Po raz kolejny jestem zachwycona pokazaniem problemów nastolatków w formie
komiksu. Mamy tu ciekawą i bardzo bliską młodym odbiorcom historię. Do tego rysunki
świetnie oddają emocje bohaterów. Autorka rewelacyjnie operuje stosowaniem
planu ogólnego i przejściami do zbliżeń, kiedy to tło znika, a pozostają emocje
bohaterów. Taka lekka forma sprawia, że więcej młodych osób jest w stanie
poznać losy bohaterów i wyciągnąć z niej cenną lekcję. Kreska Faith Erin Hicks
zdecydowanie pomaga we wchodzeniu do świata emocji, z którymi mierzą się
bohaterzy. Czytelnicy mogą zobaczyć, że na przemoc można reagować w różny
sposób. Każdy w jakiś sposób musi mierzyć się z kontaktem z osobami, które ich
nie rozumieją i prześladują, ale też mogą czerpać siłę z zainteresowań oraz
kontaktów z przyjaciółmi. Autorka zastosowała tu minimalizm słów, prostotę
poszczególnych kadrów, dzięki czemu przez losy Alix i Ezry szybko się płynie.
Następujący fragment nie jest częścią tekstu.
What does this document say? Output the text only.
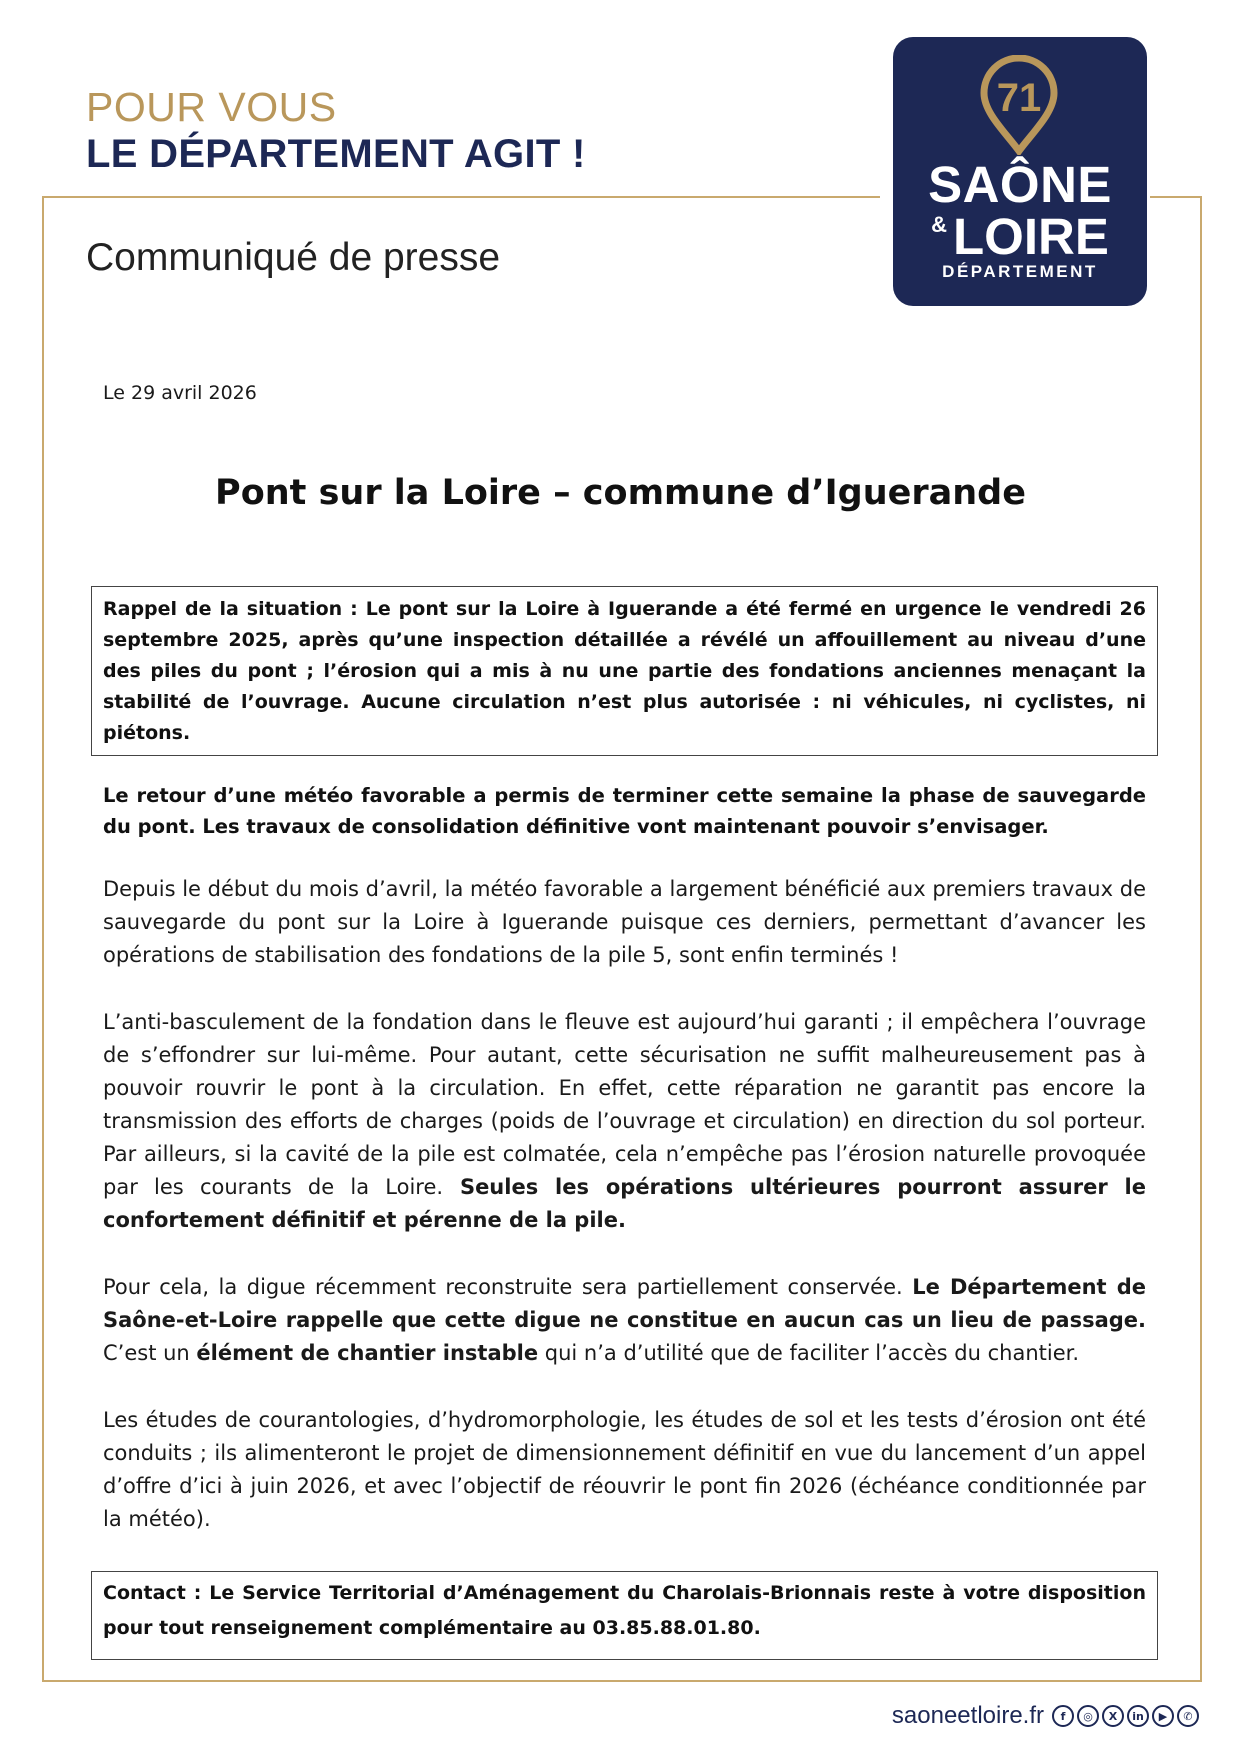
POUR VOUS
LE DÉPARTEMENT AGIT !
Communiqué de presse
71
SAÔNE
& LOIRE
DÉPARTEMENT
Le 29 avril 2026
Pont sur la Loire – commune d’Iguerande
Rappel de la situation : Le pont sur la Loire à Iguerande a été fermé en urgence le vendredi 26 septembre 2025, après qu’une inspection détaillée a révélé un affouillement au niveau d’une des piles du pont ; l’érosion qui a mis à nu une partie des fondations anciennes menaçant la stabilité de l’ouvrage. Aucune circulation n’est plus autorisée : ni véhicules, ni cyclistes, ni piétons.
Le retour d’une météo favorable a permis de terminer cette semaine la phase de sauvegarde du pont. Les travaux de consolidation définitive vont maintenant pouvoir s’envisager.
Depuis le début du mois d’avril, la météo favorable a largement bénéficié aux premiers travaux de sauvegarde du pont sur la Loire à Iguerande puisque ces derniers, permettant d’avancer les opérations de stabilisation des fondations de la pile 5, sont enfin terminés !
L’anti-basculement de la fondation dans le fleuve est aujourd’hui garanti ; il empêchera l’ouvrage de s’effondrer sur lui-même. Pour autant, cette sécurisation ne suffit malheureusement pas à pouvoir rouvrir le pont à la circulation. En effet, cette réparation ne garantit pas encore la transmission des efforts de charges (poids de l’ouvrage et circulation) en direction du sol porteur. Par ailleurs, si la cavité de la pile est colmatée, cela n’empêche pas l’érosion naturelle provoquée par les courants de la Loire. Seules les opérations ultérieures pourront assurer le confortement définitif et pérenne de la pile.
Pour cela, la digue récemment reconstruite sera partiellement conservée. Le Département de Saône-et-Loire rappelle que cette digue ne constitue en aucun cas un lieu de passage. C’est un élément de chantier instable qui n’a d’utilité que de faciliter l’accès du chantier.
Les études de courantologies, d’hydromorphologie, les études de sol et les tests d’érosion ont été conduits ; ils alimenteront le projet de dimensionnement définitif en vue du lancement d’un appel d’offre d’ici à juin 2026, et avec l’objectif de réouvrir le pont fin 2026 (échéance conditionnée par la météo).
Contact : Le Service Territorial d’Aménagement du Charolais-Brionnais reste à votre disposition pour tout renseignement complémentaire au 03.85.88.01.80.
saoneetloire.fr	f	◎	X	in	▶	✆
Poruszone problemy pomagają na łatwe utożsamienie się z bohaterami. Autorka
uwrażliwia nas na to, że każdy w pewien sposób musi mierzyć się z przemocą
otoczenia. Umiejętność panowania nad emocjami daje nam wolność i pozwala zakończyć
łańcuch zła przenoszonego z osoby na osobę. Mimo trudnego tematu dostajemy
opowieść pełną pozytywnej energii, uświadamiania sobie, za jakimi emocjami
warto podążać, w jaki sposób odbudowywać niektóre relacje, jak wzajemnie się inspirować
i z tego powodu jest to bardzo pozytywna lektura. Do tego nie zabraknie tu
wątków LGBTQ+. Dzięki temu normalizowane jest to, co normalne i naturalne.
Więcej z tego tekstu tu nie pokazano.